Real Estate

Busting out on Third

In a summer leasing market a lot cooler than the temperature, Salesforce.com just signed for a cloud-busting expansion.

The San Francicso-based enterprise cloud-computing firm took 74,349 square feet at TIAA-CREF’s 685 Third Ave. — a mega-jump over the 16,350 square feet it currently has at 2 Grand Central Tower across the street.

The 10-year-lease at 685 Third was negotiated by Cushman & Wakefield’s Gus Field for Salesforce.com and CBRE Group’s Anthony Dattoma, Howard Fiddle, Zachary Freeman and Molly Concannon.

The asking rent was $60 a square foot. The deal was said to include an unspecified tenant-improvement cash allowance.

TIAA bought the then-vacant tower from Pfizer for $190 million two years ago. Freeman said the new landlord swiftly launched a capital-improvements program including a new lobby and elevators and soon, an upgrade of the adjacent plaza as well.

The improvements began drawing office tenants, which now total 226,000 square feet in the 626,000-square-foot address.

Freeman wouldn’t discuss the capital improvement cost but industry sources estimated it at more than $10 million.

Freeman said a crucial part of the new deal was that the owners “respected the tenant’s right to grow,” and that the lease includes significant expansion rights for Salesforce.com within the building.

Salesforce.com calls itself “the trusted leader in cloud computing and CRM [Customer Relationship Management].”

The company’s slogan is, “No hardware. No software. No headaches.”

*

The Meatpacking District has almost no meatpackers left. Could the Diamond District be losing its diamond merchants?

The rise of Extell’s International Gem Tower appears to be a game-changer even before it opens next year, raising property values and altering the chemistry of the famed West 47th Street block between Fifth and Sixth avenues.

The three-level, 19,176-square-foot retail space at 15 W. 47th St. — known as The Exchange, one of the largest of the block’s multi-tenant jewelry marts — is up for grabs.

Only new landlord Joseph Chetrit isn’t looking for a new jewelry tenant — but for a bank.

The Exchange has a precious 75 feet of sidewalk frontage. Winick Realty broker Melinda Miller told us, “It’s being marketed to banks or financial institutions only because it’s the best use as there is only one bank servicing the Diamond District on 47th between Fifth and Sixth avenues.

“Extell’s new building also increases the demand for another bank,” she said. “The owners have taken note of the need.”

Chetrit’s plan has The Exchange’s 50-plus merchants scrambling. Although none has yet been evicted, they don’t have leases either — they’ve been month-to-month since their last ones expired in 2008.

Firenze Jewels owner Jeff Levin said, “We’ve been an anchor here for more than 25 years. What’s killing us is the uncertainty.”

Another long-time merchant in The Exchange said he hadn’t been able to get answers from managing agent Drummond & Hill, which didn’t return our call either.

The Gem Tower at 30 W. 47th is conceived as the new home of the global jewelry industry, where companies will buy rather than rent their space.

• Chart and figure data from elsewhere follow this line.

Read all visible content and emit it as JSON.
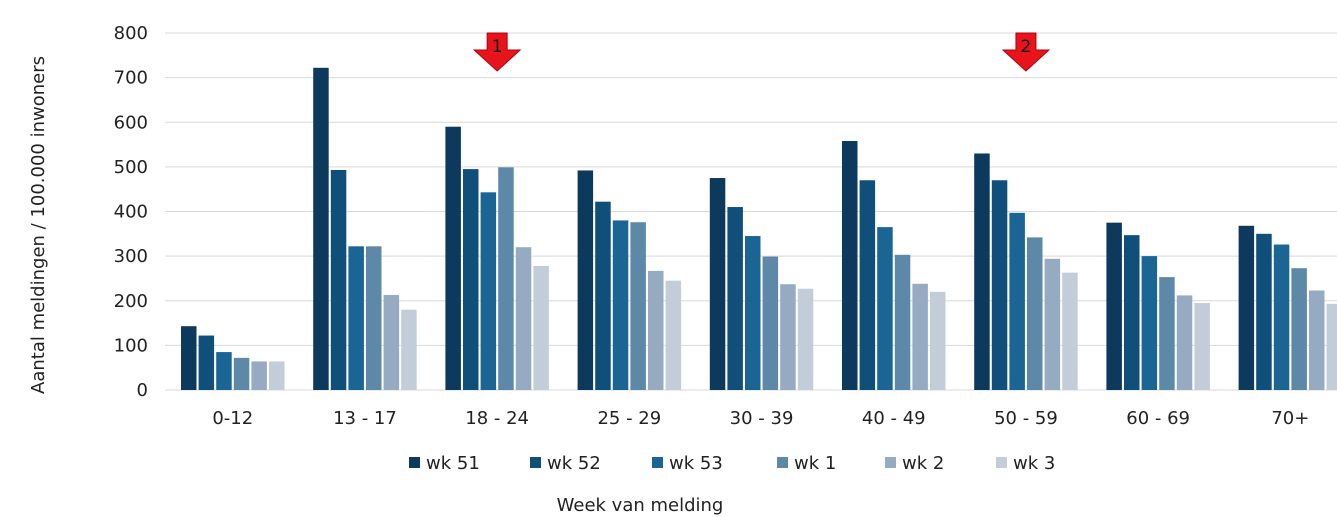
{
  "chart_data": {
    "type": "bar",
    "xlabel": "Week van melding",
    "ylabel": "Aantal meldingen / 100.000 inwoners",
    "ylim": [
      0,
      800
    ],
    "yticks": [
      0,
      100,
      200,
      300,
      400,
      500,
      600,
      700,
      800
    ],
    "grid": true,
    "legend_position": "bottom",
    "categories": [
      "0-12",
      "13 - 17",
      "18 - 24",
      "25 - 29",
      "30 - 39",
      "40 - 49",
      "50 - 59",
      "60 - 69",
      "70+"
    ],
    "series": [
      {
        "name": "wk 51",
        "color": "#0d3a5c",
        "values": [
          143,
          722,
          590,
          492,
          475,
          558,
          530,
          375,
          368
        ]
      },
      {
        "name": "wk 52",
        "color": "#0f4f7a",
        "values": [
          122,
          493,
          495,
          422,
          410,
          470,
          470,
          347,
          350
        ]
      },
      {
        "name": "wk 53",
        "color": "#1a6593",
        "values": [
          85,
          322,
          443,
          380,
          345,
          365,
          397,
          300,
          326
        ]
      },
      {
        "name": "wk 1",
        "color": "#5e88a8",
        "values": [
          72,
          322,
          499,
          376,
          299,
          303,
          342,
          253,
          273
        ]
      },
      {
        "name": "wk 2",
        "color": "#96abc2",
        "values": [
          64,
          213,
          320,
          267,
          237,
          238,
          294,
          212,
          223
        ]
      },
      {
        "name": "wk 3",
        "color": "#c3cdd9",
        "values": [
          64,
          180,
          278,
          245,
          227,
          220,
          263,
          195,
          193
        ]
      }
    ],
    "annotations": [
      {
        "label": "1",
        "color": "#e8141c",
        "category": "18 - 24"
      },
      {
        "label": "2",
        "color": "#e8141c",
        "category": "50 - 59"
      }
    ]
  }
}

It’s a crystalline vision amidst weathered and often run-down brick facades, and sidewalks full of increasingly aggressive “We buy diamonds-gold” hawkers.

*

OK, Brookfield — where’s that platform you promised you’d start building at your Manhattan West site?

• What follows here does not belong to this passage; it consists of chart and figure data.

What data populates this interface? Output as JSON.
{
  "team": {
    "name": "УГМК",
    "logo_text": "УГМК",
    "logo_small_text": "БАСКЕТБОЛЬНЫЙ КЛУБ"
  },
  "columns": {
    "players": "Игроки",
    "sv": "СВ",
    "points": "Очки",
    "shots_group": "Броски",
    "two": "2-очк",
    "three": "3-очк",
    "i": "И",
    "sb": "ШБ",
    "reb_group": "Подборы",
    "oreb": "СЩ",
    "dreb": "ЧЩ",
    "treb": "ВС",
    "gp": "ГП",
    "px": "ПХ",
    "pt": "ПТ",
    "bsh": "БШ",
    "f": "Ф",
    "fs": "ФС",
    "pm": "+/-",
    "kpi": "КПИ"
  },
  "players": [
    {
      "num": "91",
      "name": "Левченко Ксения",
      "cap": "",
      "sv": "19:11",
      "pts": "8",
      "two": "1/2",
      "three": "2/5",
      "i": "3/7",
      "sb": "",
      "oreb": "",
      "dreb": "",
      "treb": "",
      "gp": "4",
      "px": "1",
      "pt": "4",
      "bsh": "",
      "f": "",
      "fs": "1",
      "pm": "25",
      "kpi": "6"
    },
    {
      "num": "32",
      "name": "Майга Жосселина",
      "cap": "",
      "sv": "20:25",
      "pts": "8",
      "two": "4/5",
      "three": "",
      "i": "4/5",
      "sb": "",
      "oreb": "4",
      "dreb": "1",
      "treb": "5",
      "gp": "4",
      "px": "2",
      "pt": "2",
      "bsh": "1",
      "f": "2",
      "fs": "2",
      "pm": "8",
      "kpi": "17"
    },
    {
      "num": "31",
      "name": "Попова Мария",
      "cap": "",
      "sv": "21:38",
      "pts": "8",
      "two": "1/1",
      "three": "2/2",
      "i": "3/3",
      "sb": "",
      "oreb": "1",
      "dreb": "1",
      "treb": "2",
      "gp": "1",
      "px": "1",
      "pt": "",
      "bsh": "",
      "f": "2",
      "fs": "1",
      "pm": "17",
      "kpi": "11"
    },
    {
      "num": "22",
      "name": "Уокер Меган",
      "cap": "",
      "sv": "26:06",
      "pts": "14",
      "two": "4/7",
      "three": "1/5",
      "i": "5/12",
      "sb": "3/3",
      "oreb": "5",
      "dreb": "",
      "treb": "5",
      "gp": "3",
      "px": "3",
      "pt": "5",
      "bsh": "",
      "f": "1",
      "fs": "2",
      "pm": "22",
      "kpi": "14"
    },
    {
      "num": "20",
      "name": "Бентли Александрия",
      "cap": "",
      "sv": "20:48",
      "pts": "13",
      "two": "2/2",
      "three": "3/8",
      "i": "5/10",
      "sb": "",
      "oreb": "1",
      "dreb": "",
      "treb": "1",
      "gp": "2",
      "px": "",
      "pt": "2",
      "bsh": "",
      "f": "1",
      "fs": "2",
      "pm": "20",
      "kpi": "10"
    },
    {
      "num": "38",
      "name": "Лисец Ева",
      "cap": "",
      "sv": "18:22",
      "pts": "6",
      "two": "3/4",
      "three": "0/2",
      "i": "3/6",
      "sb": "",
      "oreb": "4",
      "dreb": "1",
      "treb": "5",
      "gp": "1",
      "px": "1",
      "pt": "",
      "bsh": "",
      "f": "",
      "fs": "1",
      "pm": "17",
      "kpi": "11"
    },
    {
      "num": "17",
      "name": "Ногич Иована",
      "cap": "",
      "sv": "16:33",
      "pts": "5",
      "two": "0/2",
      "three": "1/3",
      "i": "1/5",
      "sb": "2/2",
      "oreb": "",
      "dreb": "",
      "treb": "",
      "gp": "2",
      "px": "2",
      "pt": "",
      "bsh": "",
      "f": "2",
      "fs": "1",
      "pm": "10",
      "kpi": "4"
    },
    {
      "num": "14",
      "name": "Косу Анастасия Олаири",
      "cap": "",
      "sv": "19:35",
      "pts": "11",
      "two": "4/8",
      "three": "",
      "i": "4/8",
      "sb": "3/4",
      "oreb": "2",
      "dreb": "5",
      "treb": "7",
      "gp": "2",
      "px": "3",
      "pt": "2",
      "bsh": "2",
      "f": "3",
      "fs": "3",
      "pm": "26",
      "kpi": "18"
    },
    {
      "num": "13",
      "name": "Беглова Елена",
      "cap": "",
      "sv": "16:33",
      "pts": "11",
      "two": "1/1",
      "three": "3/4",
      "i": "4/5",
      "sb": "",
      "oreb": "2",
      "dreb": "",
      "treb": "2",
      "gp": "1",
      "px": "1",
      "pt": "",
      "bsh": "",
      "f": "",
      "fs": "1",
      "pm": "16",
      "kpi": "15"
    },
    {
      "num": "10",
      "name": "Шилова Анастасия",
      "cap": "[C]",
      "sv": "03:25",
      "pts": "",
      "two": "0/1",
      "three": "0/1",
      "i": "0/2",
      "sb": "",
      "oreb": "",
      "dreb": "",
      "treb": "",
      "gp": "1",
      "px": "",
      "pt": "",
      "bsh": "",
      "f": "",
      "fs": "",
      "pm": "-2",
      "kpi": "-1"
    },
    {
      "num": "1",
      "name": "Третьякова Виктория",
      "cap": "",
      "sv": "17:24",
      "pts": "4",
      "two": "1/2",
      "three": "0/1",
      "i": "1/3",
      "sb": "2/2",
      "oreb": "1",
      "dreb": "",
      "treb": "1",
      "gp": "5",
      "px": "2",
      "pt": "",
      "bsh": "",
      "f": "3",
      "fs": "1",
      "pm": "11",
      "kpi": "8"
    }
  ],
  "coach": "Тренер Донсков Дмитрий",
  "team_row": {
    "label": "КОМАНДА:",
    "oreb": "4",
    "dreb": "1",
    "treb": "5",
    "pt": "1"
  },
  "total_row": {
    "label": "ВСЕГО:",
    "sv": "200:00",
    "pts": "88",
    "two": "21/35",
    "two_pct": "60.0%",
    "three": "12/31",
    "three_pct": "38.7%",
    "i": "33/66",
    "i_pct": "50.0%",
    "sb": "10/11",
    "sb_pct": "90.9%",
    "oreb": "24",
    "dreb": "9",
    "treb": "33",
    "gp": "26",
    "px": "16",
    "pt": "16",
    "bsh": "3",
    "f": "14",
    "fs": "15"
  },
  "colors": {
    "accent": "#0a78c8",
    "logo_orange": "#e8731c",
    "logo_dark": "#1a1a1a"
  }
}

CEO Ric Clark told us last February that work on the rail yard deck would start in the spring. All that stood in the way, he and company president Dennis Friedrich said, was nailing down fine points of an agreement with Amtrak, which controls the tracks in the yard 65 feet below street level at the five-acre site bounded by Ninth and Tenth avenues and West 31st and 33rd streets.

We gave it big play under the headline, “Manhattan West, On Deck.”

But work has yet to start on the deck, which is central to Brookfield’s plan for three large towers and a big retail component even though it isn’t necessary to support them.

The company declined to comment. But sources familiar with the situation said that, among other things, the new idea of using at least one of the three planned towers for residential rather than commercial — recently raised by Friedrich in an investors’ conference call — has caused Brookfield to “make sure everything’s aligned to accommodate that possibility.”

And, sources said, the Amtrak agreement still isn’t nailed down.

After first announcing its deck plan in 2006, Brookfield has several times told media including The Post it would start building it by various dates, but failed to meet any of the timetables.

Big dreams often take longer than first imagined, and Brookfield can afford to wait — but shouldn’t a giant, publicly traded company be a little more cautious with cheery forecasts it might not be able to meet?